Salmo 10
Signor, perchè lontano
ti stai da noi nascosto,
nel tranquillo del ciel porto sovrano,
in quest' aspro, e doglioso
tempo di pena acerba?
Con fierezza superba
persegue il poverel la gente ria.
Ma ne' cauti pensier colta pur fia.
Perchè l'empio gradisce
de l'alma sua le voglie:
e loda ogni suo par, e'l riverisce
S'alcuno il freno scioglie
a cupidigia cieca,
ad esso vanto arreca.
Sdegna, fello di cor, di faccia altero,
l'alto Signor, ne dassi alcun pensiero.
Nel cupo chiostro rio
del cor, forma, e raggita
quel concetto fellon, che non v'è Dio.
Sozzo è il costume, e dira
la voglia, e altrui nociva.
E la tua Legge diva
alta gli è sì, che' tuo' giudizi santi
non mira, o posti a se gli scorge innanti.

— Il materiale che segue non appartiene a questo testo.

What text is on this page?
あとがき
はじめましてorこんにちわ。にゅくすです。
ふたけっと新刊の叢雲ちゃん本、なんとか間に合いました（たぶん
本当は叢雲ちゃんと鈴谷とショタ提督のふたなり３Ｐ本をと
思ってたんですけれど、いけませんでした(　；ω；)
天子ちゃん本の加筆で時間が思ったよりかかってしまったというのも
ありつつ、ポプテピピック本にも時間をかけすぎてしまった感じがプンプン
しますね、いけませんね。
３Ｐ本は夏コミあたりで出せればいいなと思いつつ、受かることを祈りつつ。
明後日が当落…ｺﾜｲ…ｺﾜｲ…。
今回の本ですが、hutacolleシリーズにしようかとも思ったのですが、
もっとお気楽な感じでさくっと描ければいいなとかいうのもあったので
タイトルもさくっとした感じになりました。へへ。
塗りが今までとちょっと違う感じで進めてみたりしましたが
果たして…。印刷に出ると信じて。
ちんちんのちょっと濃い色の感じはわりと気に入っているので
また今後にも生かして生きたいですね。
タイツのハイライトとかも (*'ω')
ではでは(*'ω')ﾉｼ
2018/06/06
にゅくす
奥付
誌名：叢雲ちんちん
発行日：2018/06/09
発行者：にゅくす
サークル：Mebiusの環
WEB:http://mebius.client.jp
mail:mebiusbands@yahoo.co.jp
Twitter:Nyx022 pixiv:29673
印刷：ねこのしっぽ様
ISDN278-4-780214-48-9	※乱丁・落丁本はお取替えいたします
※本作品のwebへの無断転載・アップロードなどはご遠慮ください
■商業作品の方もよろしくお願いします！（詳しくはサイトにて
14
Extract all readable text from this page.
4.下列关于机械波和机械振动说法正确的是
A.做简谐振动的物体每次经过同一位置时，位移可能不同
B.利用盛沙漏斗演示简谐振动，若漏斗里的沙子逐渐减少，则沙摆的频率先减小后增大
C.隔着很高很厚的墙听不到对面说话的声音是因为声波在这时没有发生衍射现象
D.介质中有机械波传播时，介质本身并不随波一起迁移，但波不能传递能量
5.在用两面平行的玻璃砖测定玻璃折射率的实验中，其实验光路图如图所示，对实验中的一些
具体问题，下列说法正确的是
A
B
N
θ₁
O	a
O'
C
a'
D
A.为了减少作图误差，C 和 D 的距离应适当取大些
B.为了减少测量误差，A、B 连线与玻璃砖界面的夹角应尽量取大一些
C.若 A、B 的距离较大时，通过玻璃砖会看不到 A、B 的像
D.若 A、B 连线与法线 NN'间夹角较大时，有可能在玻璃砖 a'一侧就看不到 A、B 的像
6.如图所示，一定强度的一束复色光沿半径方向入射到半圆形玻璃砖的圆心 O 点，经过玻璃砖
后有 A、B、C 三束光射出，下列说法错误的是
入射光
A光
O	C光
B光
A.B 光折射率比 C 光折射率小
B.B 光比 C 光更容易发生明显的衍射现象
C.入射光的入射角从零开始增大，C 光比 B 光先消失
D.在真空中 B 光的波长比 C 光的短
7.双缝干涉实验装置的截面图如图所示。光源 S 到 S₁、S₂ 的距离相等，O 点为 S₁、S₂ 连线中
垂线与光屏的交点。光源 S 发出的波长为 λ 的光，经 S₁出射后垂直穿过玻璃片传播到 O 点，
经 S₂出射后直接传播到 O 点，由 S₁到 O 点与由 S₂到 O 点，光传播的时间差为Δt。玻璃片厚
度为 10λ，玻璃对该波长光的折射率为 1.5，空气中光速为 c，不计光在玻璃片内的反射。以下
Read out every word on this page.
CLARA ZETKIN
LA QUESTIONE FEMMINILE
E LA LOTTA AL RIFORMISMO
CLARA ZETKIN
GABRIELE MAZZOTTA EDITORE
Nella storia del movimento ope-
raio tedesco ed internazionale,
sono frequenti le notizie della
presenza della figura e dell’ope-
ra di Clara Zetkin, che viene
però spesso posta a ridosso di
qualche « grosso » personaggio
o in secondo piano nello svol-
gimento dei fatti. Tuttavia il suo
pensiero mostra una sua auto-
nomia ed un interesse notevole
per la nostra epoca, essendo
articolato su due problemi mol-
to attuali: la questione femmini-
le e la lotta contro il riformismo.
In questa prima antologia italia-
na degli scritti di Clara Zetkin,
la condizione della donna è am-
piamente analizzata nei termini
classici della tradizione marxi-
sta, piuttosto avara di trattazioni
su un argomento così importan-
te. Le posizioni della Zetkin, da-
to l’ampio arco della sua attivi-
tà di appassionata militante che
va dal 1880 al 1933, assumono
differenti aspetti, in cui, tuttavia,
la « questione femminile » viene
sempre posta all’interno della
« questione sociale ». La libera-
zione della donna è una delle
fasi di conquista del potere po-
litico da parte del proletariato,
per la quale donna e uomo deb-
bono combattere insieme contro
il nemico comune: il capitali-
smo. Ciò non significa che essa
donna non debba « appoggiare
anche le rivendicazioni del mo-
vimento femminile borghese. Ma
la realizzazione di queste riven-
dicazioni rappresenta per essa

Gonfio d'orgoglio il core,
vaneggia, e pur se'l crede,
che' nemici al sbuffar d'un soffio fuore,
sconfitti, star' in piede
non gli potranno a petto.
In se volve tal detto,
dal gran stato dar crollo' homai non posso,
Unque non fie che mal mi caggia addosso.
Bestemmie, empi spergiuri,
a piena bocca sgorga.
Ne mai disserra i falsi labbri inpuri,
che sotto'l vel non porga
del ver, inganni, e frodi.
In vari occulti modi
sotto la lingua iniquitade alberga:
dietro a'concio parlar danno s'atterga.
Per le ville, guardingo,
insidiando, guata.
A l'huom giust' in oscur luogo solingo,
repente morte ha data.
Dal suo ricetto cieco,
il pover, d'occhio bieco,
spia, imitando i modi, e'l fiero stile,
d'agognante leon, nel suo covile.
Per farne scempi, e prede,
trattolo ne le reti,
ne l'ingombro d'horror' agguato siede.
In atti humili, e cheti,
chino si reca, e quatto.
Quindi improviso, ratto
de' poveri cader la turba imbelle
ne le mani si fa possenti, e felle.
In van pensier divisa,
Dio l'have in oblio messo:
neghittoso si stà, ne'l fatto avvisa:
velò gli occhi a se stesso,
per l'alto otio godere,
ne cio potrà vedere.
Sorgi, Signor, alza la man tremenda,
e tua pietà de' miser cura prenda.
perchè dispetta Dio
l'empio, e nel cor ragiona,
c'ha te giammai non pagheranne il fio?
Là, onde lampeggia, e tuona,
l'hai èur veduto, e scorto.
Che la bestemmia, e'l torto,
quinci severo miri, e quindi humano,
per render la mercè con giusta mano.
In te, provato aiuto
de' pupilli, s'affida
d'ogni sussidio il povero scaduto.
Del fellon, che ti sfida,
Signore, il braccio ispezza.
Se poi pigliar contezza
di sua malvagitade avien ti piaccia,
spenta ne troverai memoria, e traccia.
Ne l'alto solio eterno,
voler non cangia, o stato,
l'ivisibil del ciel gran Rè supremo.
Verace saggio ha dato,
che le contrade sante,
diventar per l'innante
non lascerà d'empi riranni tana,
già che ne sterminò gente pagana.
I santi humili prieghi
de' pii, o Signor, odi:
lor cuor conforti, e lo dirizzi, e pieghi,
che'n pure brame snodi
la lingua, e a' gridi attendi:
a l'orfanello rendi,
e al povero ragion: che l'huom di terra,
rincorato, non segua a dar lor guerra.